As the frosty morning warmed up, we left the beautiful city of Girona and continued on to the walled medieval town of Pals with our guide, Lydia. Located on the summit of the hill of Puig Aspre just a few miles from the Costa Brava, Pals dates back to the 9th century or possibly earlier.
The historic heart of the town, which is still surrounded by ramparts, had originally been a fortress. From Mirador del Pedró at the top of the hill, you can gaze across the beautiful coastal plains that surround the town and enjoy stunning views of the Mediterranean Sea. This vantage point allowed the original residents to see invading forces arriving by ship.
During the Spanish Civil War, the town was decimated. In the 1960s, when Dr. Pi i Figueras discovered the charm of the fairytale-like medieval center, he fell in love with it. Over the next 30 years, he made Pals his home and worked to restore and reestablish the town, a true labor of love.

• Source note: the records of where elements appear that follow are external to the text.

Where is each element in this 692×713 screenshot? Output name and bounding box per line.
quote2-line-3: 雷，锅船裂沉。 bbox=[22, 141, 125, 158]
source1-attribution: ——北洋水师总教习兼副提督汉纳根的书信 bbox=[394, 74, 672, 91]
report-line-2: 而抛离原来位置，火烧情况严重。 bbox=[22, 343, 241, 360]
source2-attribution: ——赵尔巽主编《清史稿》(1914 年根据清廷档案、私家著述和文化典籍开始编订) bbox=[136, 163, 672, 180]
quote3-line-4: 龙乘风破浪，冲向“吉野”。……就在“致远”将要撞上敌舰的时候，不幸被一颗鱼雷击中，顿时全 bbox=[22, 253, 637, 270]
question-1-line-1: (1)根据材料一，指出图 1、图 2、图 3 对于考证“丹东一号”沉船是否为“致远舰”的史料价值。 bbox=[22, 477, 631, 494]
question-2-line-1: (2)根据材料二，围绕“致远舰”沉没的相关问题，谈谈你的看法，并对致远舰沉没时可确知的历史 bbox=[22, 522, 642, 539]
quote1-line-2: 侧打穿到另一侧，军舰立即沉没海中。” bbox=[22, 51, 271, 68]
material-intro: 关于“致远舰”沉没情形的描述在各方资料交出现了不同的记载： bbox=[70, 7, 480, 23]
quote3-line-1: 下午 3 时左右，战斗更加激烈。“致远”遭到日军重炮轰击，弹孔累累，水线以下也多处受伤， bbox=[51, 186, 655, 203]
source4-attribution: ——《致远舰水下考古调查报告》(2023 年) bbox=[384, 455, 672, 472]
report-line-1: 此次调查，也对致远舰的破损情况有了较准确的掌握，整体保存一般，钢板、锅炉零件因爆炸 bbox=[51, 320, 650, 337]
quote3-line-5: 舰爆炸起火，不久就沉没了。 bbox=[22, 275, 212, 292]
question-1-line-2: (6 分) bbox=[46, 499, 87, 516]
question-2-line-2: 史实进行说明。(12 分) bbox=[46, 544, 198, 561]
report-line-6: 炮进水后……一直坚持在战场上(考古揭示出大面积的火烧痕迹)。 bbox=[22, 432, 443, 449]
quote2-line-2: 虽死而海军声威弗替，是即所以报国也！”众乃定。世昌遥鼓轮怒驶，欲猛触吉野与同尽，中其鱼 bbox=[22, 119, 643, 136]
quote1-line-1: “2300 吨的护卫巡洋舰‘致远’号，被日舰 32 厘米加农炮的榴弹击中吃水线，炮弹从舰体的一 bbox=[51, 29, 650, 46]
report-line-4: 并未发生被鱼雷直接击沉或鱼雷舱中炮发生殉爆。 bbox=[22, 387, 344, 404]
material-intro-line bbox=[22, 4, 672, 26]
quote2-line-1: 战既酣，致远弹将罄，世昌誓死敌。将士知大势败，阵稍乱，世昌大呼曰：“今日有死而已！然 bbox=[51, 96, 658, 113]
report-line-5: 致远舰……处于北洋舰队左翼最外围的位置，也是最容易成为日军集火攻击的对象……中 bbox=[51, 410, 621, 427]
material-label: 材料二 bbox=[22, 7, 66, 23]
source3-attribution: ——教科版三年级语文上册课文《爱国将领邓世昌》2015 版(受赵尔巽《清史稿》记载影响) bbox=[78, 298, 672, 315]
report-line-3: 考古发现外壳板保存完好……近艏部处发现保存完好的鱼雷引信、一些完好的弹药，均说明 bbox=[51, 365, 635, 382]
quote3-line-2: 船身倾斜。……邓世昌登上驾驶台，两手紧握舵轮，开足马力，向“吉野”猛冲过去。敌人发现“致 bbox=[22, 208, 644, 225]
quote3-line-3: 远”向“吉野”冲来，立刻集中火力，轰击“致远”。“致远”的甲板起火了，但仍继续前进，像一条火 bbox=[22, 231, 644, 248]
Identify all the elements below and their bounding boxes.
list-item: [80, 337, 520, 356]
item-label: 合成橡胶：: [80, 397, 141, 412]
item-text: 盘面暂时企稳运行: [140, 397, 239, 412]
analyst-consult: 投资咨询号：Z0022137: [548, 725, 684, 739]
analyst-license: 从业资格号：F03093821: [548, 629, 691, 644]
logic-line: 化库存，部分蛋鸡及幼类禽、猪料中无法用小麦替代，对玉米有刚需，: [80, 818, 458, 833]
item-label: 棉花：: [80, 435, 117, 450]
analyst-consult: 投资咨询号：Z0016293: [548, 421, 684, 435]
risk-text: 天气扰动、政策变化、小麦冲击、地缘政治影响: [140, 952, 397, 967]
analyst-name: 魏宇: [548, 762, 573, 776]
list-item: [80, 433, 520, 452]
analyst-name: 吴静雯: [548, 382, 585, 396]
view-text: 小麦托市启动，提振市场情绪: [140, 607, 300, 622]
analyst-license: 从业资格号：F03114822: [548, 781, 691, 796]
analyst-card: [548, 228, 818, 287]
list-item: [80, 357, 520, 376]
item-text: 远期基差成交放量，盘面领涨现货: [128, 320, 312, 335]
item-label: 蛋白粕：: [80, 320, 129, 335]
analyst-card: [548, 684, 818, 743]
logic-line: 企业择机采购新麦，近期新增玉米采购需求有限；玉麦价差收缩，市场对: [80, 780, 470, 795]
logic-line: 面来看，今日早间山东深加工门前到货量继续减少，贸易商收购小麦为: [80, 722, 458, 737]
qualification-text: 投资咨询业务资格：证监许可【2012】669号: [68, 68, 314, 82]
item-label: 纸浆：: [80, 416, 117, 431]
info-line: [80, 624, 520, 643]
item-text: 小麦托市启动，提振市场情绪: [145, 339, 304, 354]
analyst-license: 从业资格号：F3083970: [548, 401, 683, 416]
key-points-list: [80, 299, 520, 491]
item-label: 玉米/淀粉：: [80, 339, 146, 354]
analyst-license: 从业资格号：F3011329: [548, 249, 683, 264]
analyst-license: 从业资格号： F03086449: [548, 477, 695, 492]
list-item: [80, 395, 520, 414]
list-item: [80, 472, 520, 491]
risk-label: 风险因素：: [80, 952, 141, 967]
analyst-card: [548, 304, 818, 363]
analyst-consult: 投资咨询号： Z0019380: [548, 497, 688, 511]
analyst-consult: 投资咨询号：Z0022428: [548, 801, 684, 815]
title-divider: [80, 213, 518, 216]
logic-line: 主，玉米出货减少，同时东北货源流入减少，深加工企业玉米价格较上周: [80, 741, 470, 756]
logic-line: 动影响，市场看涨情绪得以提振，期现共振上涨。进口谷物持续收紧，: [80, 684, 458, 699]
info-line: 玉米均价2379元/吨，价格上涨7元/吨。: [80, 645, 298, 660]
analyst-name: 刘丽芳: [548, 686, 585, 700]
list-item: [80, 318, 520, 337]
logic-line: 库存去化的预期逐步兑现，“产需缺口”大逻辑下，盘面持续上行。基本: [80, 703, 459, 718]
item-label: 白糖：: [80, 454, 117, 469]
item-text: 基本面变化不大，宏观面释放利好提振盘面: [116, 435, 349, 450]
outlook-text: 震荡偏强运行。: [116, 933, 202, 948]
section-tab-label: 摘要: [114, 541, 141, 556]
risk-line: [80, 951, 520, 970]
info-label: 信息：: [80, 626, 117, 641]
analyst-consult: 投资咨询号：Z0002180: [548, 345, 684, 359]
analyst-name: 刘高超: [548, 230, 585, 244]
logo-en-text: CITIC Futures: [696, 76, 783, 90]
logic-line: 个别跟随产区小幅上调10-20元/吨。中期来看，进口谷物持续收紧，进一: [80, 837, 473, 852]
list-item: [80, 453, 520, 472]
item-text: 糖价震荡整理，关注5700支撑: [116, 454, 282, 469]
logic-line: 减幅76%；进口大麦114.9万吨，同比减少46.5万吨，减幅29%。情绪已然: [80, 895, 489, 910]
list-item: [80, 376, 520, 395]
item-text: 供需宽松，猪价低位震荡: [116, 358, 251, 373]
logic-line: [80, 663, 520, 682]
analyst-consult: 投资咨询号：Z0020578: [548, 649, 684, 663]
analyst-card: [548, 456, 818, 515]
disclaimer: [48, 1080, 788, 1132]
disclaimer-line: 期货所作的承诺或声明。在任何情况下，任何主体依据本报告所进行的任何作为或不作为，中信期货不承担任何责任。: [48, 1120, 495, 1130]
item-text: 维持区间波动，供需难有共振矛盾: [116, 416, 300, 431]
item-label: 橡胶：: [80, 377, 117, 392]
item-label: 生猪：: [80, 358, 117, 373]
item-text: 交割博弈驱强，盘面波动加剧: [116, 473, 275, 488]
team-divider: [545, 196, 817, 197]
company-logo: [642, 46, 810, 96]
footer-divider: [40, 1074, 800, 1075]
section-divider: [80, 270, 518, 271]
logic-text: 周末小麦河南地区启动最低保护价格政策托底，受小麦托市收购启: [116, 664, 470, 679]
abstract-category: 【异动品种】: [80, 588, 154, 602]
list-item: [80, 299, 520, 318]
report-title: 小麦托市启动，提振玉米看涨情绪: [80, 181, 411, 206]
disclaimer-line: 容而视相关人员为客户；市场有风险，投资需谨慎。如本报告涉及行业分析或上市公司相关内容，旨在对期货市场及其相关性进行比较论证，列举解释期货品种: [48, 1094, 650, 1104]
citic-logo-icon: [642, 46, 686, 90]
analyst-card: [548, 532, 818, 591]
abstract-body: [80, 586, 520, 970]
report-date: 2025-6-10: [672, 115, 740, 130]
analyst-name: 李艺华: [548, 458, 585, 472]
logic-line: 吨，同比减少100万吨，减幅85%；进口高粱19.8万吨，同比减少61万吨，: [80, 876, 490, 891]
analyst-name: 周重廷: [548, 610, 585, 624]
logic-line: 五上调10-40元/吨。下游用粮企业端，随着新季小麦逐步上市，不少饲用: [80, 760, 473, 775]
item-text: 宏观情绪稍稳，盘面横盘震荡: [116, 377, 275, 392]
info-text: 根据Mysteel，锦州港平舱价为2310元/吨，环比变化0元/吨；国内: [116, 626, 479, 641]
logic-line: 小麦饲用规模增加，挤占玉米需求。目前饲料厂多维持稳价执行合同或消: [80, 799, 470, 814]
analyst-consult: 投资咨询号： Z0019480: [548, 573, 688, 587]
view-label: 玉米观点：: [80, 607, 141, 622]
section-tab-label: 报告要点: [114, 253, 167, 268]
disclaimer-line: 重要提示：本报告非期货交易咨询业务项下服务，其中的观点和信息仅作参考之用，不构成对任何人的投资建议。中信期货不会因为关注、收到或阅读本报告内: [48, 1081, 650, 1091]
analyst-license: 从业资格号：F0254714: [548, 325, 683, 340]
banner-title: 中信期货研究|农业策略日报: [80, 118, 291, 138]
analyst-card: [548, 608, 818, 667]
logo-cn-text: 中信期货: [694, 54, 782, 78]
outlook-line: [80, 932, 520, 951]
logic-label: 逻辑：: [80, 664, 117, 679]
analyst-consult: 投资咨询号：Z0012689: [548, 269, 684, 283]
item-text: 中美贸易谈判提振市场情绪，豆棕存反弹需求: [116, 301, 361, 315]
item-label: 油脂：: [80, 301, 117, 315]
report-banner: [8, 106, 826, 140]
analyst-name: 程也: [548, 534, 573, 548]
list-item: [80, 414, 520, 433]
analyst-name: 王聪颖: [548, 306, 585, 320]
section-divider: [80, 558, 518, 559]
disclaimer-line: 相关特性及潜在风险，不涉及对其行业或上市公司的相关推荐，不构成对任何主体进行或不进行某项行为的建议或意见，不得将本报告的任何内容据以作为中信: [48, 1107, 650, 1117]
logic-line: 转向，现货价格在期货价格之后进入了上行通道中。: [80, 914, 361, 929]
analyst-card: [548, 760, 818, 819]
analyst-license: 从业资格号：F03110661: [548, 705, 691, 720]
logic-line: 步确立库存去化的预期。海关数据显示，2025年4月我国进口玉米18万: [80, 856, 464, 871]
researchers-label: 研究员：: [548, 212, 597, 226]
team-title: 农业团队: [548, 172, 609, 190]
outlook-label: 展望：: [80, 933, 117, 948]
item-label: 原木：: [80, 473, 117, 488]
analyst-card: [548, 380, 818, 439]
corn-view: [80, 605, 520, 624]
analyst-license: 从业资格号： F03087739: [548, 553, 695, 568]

Pals has been restored to perfection and has won multiple national awards for its efforts. In fact, the restoration of this town is so complete it feels like a Hollywood movie set with its stone arches, cobbled streets and flower-adorned balconies.
There are several notable features in the historic center. The Gothic Quarter, with its stone buildings and cobbled streets, has been substantially restored and delivers on what any tourist thinks the quintessential Europe should look like.
The church of Sant Pere, built in 944, has undergone multiple renovations in various styles from Gothic to Baroque and is still used as a house of worship. Near the church, the Romanesque Torre de les Hores (Tower of the Hours) was built between the 11th and 12th centuries. It can be seen from miles away on the surrounding plains.
At the entrance to the historic center, Ca la Pruna, a fortified house dating to from the 15th century, is home to the Museum of Underwater Archaeology. The castle, medieval walls and four square towers date from the 12th-14th centuries.
The coastal plains that surround Pals are an ideal environment for growing rice. Rice cultivation in Pals dates back to 1452. In 1909, Pere Coll i Rigau reintroduced rice farming to the area, but it remained a local produce.
As part of his efforts to reinvigorate the economy in Pals, Dr. Figueras encouraged the town to plant rice and helped to market it for its superior quality and purity. The rice is now regarded as among the highest quality in the world. Pals rice is grown without pesticides and herbicides, and chemicals are not used in processing it. The rice has a unique flavor and is considered to be among of the most delicious. It’s also quite expensive. Because Pals rice absorbs more liquid than most rice, it’s ideal for Paella.
As we left this precious little town to continue on to the Costa Brava, Lydia planted a seed in our hearts. For anyone who dreams of living in a fairytale town, this might be your chance. Many of the apartments and houses in the historic center are for sale to the public for use as private residences.
Pals is an excellent location, less than an hour’s drive from the south of France and just a few minutes from the sea. And with an average selling price of around 150,000 Euros for a fully-renovated apartment, it does give one pause.